Com a nova ligação entre as rodovias Presidente Dutra e Fernão Dias, o Rodoanel Norte vai redirecionar caminhões e carretas que hoje atravessam áreas densamente urbanizadas. A estimativa é que aproximadamente 40 mil veículos, entre eles 10 mil caminhões, deixem de circular diariamente pela cidade de São Paulo, reduzindo conflitos com o tráfego local, aumentando a fluidez viária e diminuindo congestionamentos em corredores estratégicos da capital.
O Trecho 1 do Rodoanel Norte tem 24 quilômetros de extensão, entre o km 129 e o km 153, e conta com pistas duplas e três faixas de rolamento por sentido. O conjunto de obras inclui quatro túneis, que somam dois quilômetros de extensão, além de viadutos e acessos. As intervenções foram retomadas em abril de 2024, após um período de seis anos de paralisação, com antecipação de cerca de seis meses em relação ao cronograma contratual.
As obras seguem em andamento no Trecho 2, que dará continuidade ao Rodoanel até a Avenida Raimundo Pereira de Magalhães, na capital paulista, com previsão de entrega no segundo semestre de 2026. Ao todo, o Rodoanel Norte terá 44 quilômetros de extensão, passando por São Paulo, Guarulhos e Arujá. O Trecho 2 está com cerca de 30% de execução, e o empreendimento deve gerar aproximadamente 10 mil empregos diretos e indiretos ao longo de todo o período de obras.

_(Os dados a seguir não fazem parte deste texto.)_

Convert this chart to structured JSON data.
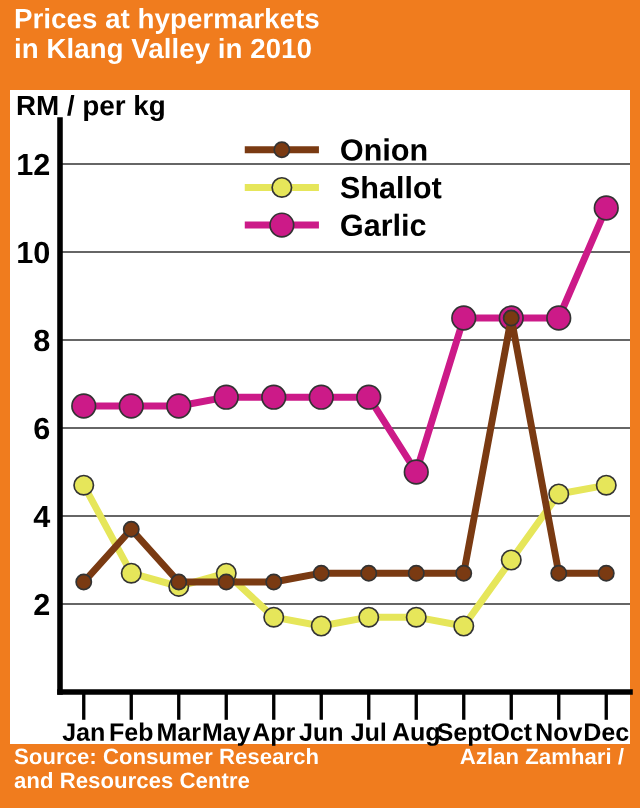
{
  "chart_data": {
    "type": "line",
    "title": "Prices at hypermarkets\nin Klang Valley in 2010",
    "ylabel": "RM / per kg",
    "categories": [
      "Jan",
      "Feb",
      "Mar",
      "May",
      "Apr",
      "Jun",
      "Jul",
      "Aug",
      "Sept",
      "Oct",
      "Nov",
      "Dec"
    ],
    "series": [
      {
        "name": "Onion",
        "color": "#7a3a12",
        "values": [
          2.5,
          3.7,
          2.5,
          2.5,
          2.5,
          2.7,
          2.7,
          2.7,
          2.7,
          8.5,
          2.7,
          2.7
        ]
      },
      {
        "name": "Shallot",
        "color": "#e6e65a",
        "values": [
          4.7,
          2.7,
          2.4,
          2.7,
          1.7,
          1.5,
          1.7,
          1.7,
          1.5,
          3.0,
          4.5,
          4.7
        ]
      },
      {
        "name": "Garlic",
        "color": "#cc1a88",
        "values": [
          6.5,
          6.5,
          6.5,
          6.7,
          6.7,
          6.7,
          6.7,
          5.0,
          8.5,
          8.5,
          8.5,
          11
        ]
      }
    ],
    "ylim": [
      0,
      13
    ],
    "yticks": [
      {
        "value": 0,
        "label": null
      },
      2,
      4,
      6,
      8,
      10,
      12
    ],
    "grid": "y",
    "legend": "top",
    "marker": "circle",
    "line_style": "solid",
    "annotations": [
      "Source: Consumer Research\nand Resources Centre",
      "Azlan Zamhari /"
    ]
  }
}
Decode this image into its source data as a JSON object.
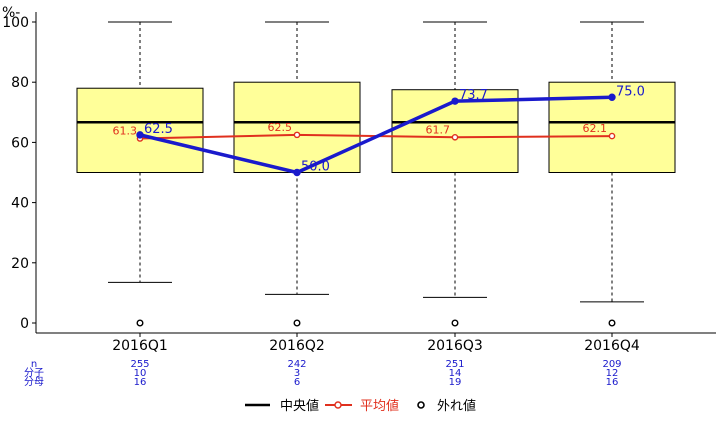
{
  "chart_data": {
    "type": "box",
    "ylabel": "%-",
    "ylim": [
      0,
      100
    ],
    "yticks": [
      0,
      20,
      40,
      60,
      80,
      100
    ],
    "categories": [
      "2016Q1",
      "2016Q2",
      "2016Q3",
      "2016Q4"
    ],
    "boxes": [
      {
        "whisker_low": 13.5,
        "q1": 50,
        "median": 66.7,
        "q3": 78,
        "whisker_high": 100,
        "outliers": [
          0
        ]
      },
      {
        "whisker_low": 9.5,
        "q1": 50,
        "median": 66.7,
        "q3": 80,
        "whisker_high": 100,
        "outliers": [
          0
        ]
      },
      {
        "whisker_low": 8.5,
        "q1": 50,
        "median": 66.7,
        "q3": 77.5,
        "whisker_high": 100,
        "outliers": [
          0
        ]
      },
      {
        "whisker_low": 7,
        "q1": 50,
        "median": 66.7,
        "q3": 80,
        "whisker_high": 100,
        "outliers": [
          0
        ]
      }
    ],
    "mean": {
      "values": [
        61.3,
        62.5,
        61.7,
        62.1
      ],
      "labels": [
        "61.3",
        "62.5",
        "61.7",
        "62.1"
      ],
      "color": "#e0301e"
    },
    "rate": {
      "values": [
        62.5,
        50.0,
        73.7,
        75.0
      ],
      "labels": [
        "62.5",
        "50.0",
        "73.7",
        "75.0"
      ],
      "color": "#1a1acc"
    },
    "stats_rows": [
      {
        "label": "n",
        "values": [
          "255",
          "242",
          "251",
          "209"
        ]
      },
      {
        "label": "分子",
        "values": [
          "10",
          "3",
          "14",
          "12"
        ]
      },
      {
        "label": "分母",
        "values": [
          "16",
          "6",
          "19",
          "16"
        ]
      }
    ],
    "legend": [
      {
        "label": "中央値",
        "color": "#000000",
        "style": "line"
      },
      {
        "label": "平均値",
        "color": "#e0301e",
        "style": "line-point"
      },
      {
        "label": "外れ値",
        "color": "#000000",
        "style": "open-point"
      }
    ],
    "box_fill": "#ffff99",
    "grid": false,
    "legend_position": "bottom"
  }
}
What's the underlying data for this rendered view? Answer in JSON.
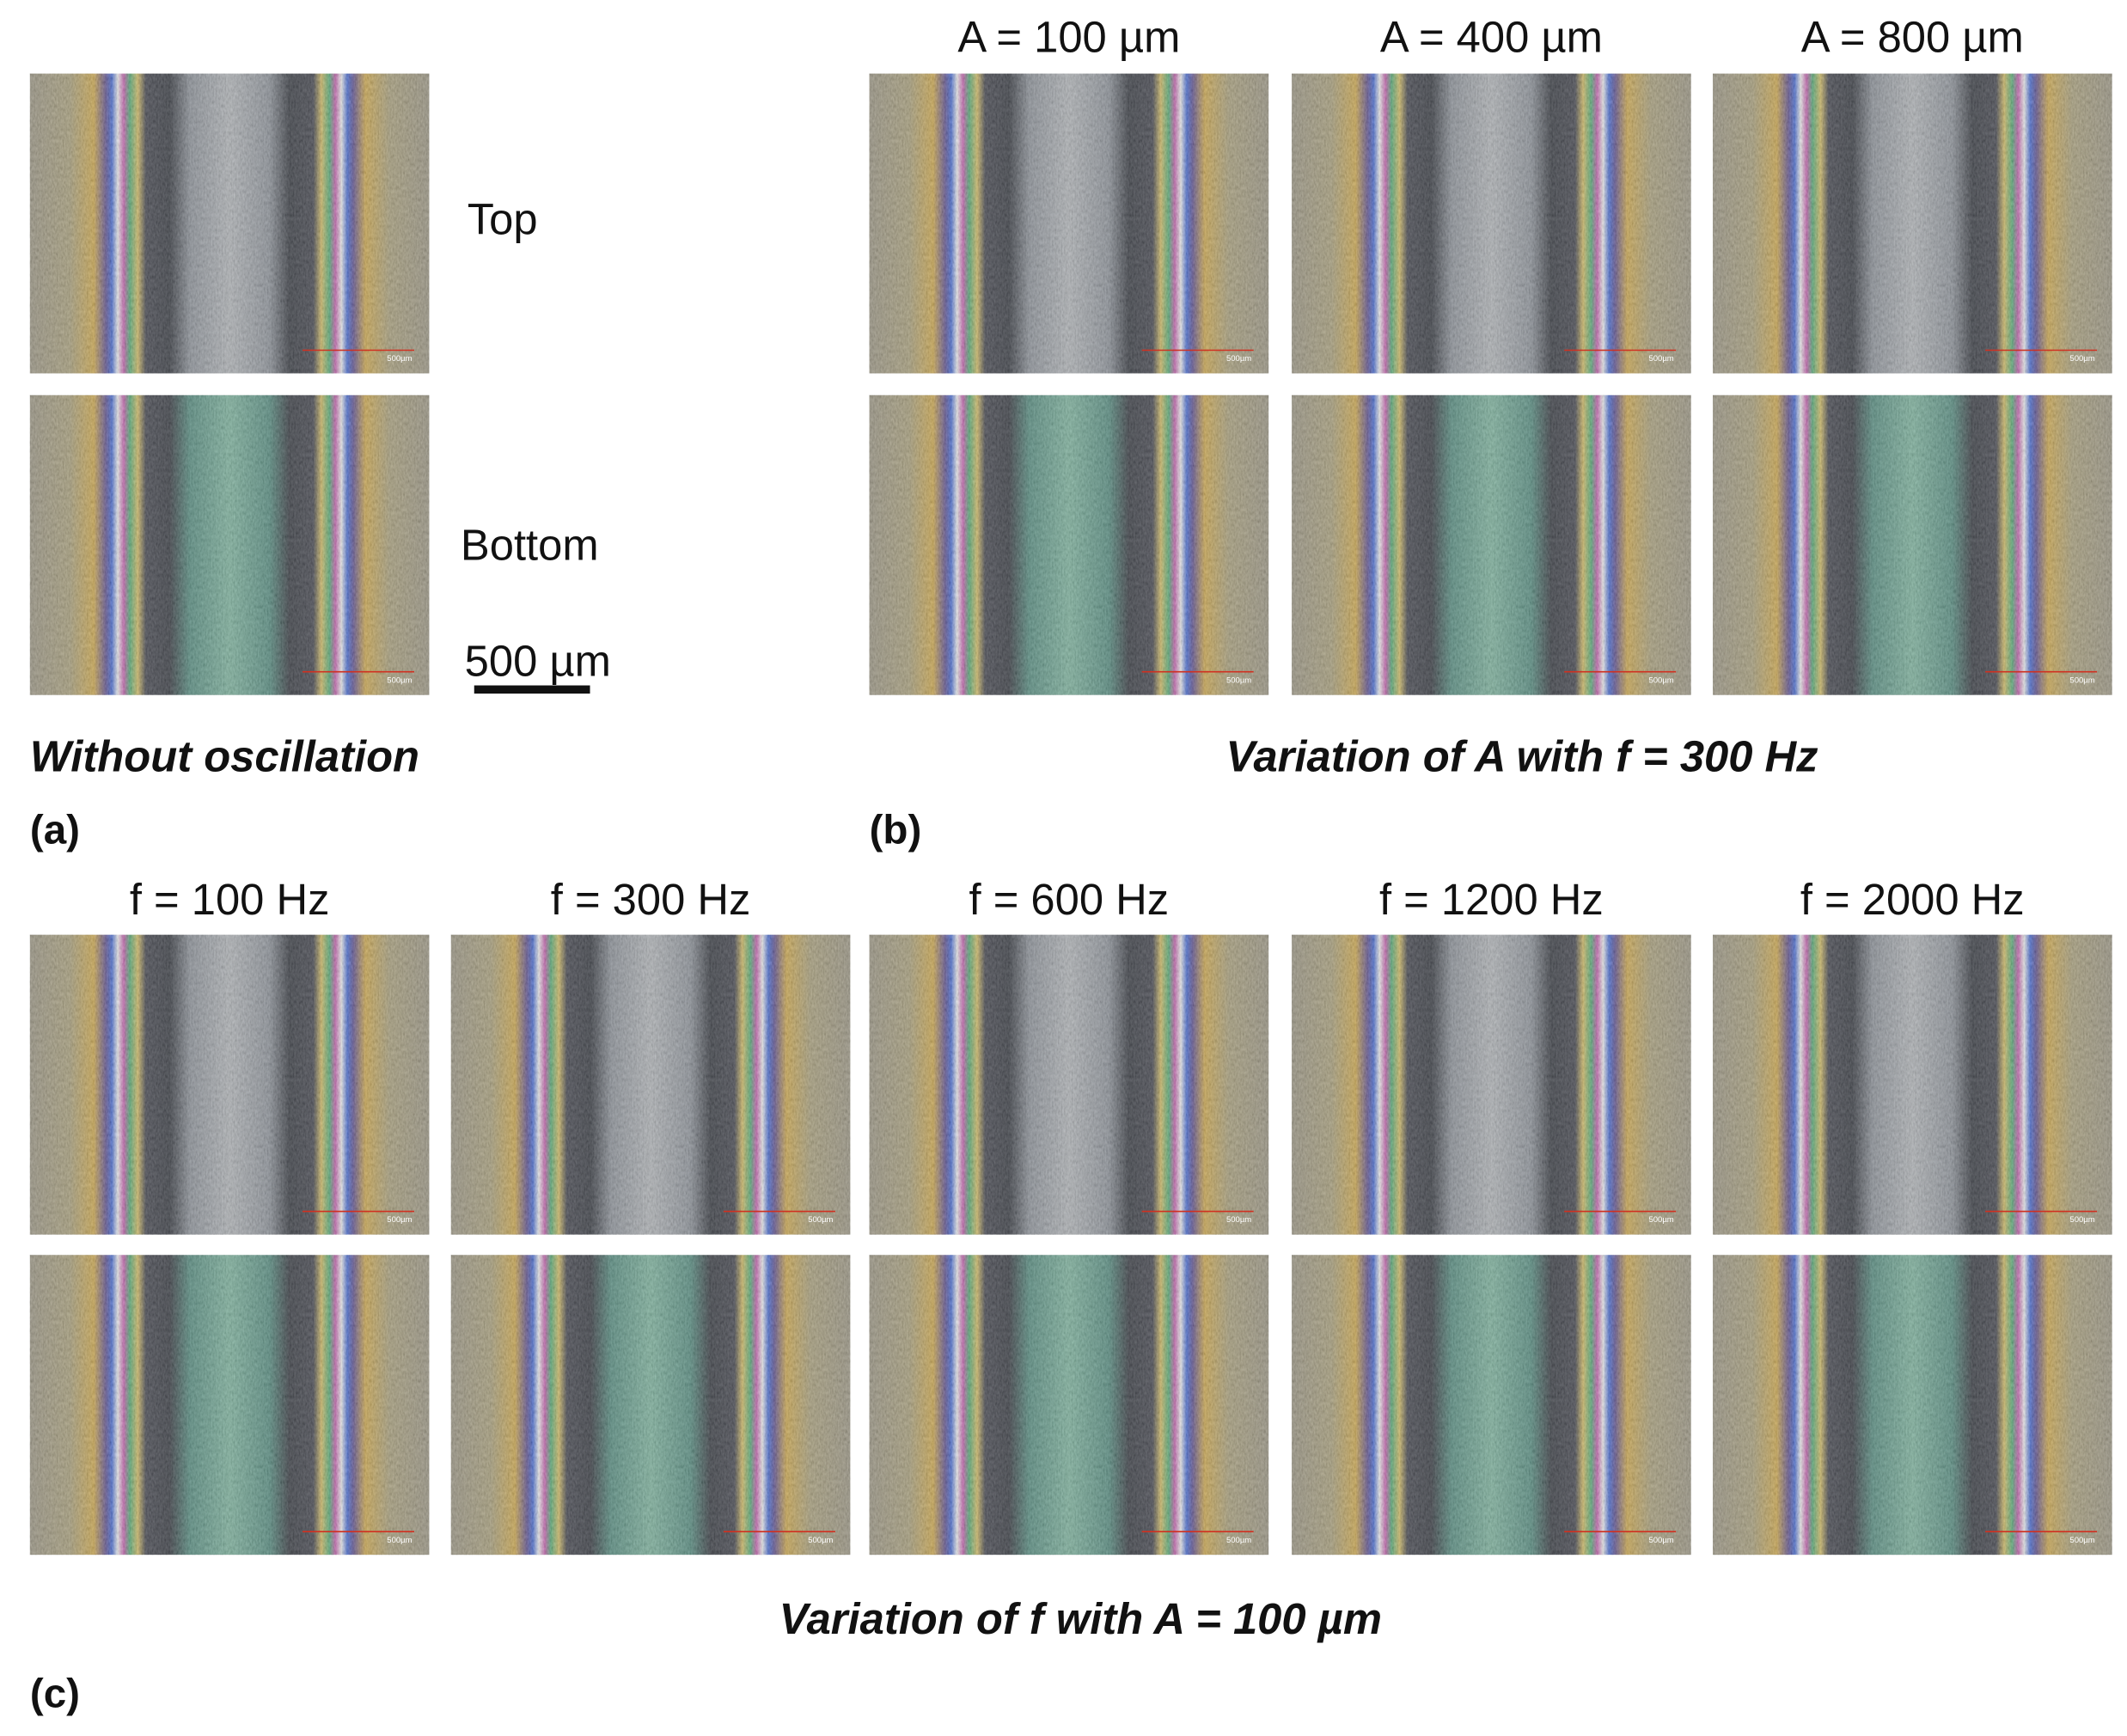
{
  "panel_a": {
    "rows": [
      "Top",
      "Bottom"
    ],
    "scale_bar": "500 µm",
    "caption": "Without oscillation",
    "tag": "(a)"
  },
  "panel_b": {
    "columns": [
      "A = 100 µm",
      "A = 400 µm",
      "A = 800 µm"
    ],
    "caption": "Variation of A with f = 300 Hz",
    "tag": "(b)"
  },
  "panel_c": {
    "columns": [
      "f = 100 Hz",
      "f = 300 Hz",
      "f  = 600 Hz",
      "f = 1200 Hz",
      "f = 2000 Hz"
    ],
    "caption": "Variation of f with A = 100 µm",
    "tag": "(c)"
  },
  "micrograph_scale_label": "500µm"
}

A conclusão das obras do Rodoanel Norte beneficia não apenas a região. O empreendimento vai possibilitar a ligação do Porto de Santos com a rodovia Fernão Dias, que liga os estados de São Paulo e Minas Gerais ao Nordeste. Também irá facilitar o acesso dessas regiões ao Porto de Santos, expandindo o tráfego e o transporte de produtos e, consequentemente, a competitividade da Baixada Santista.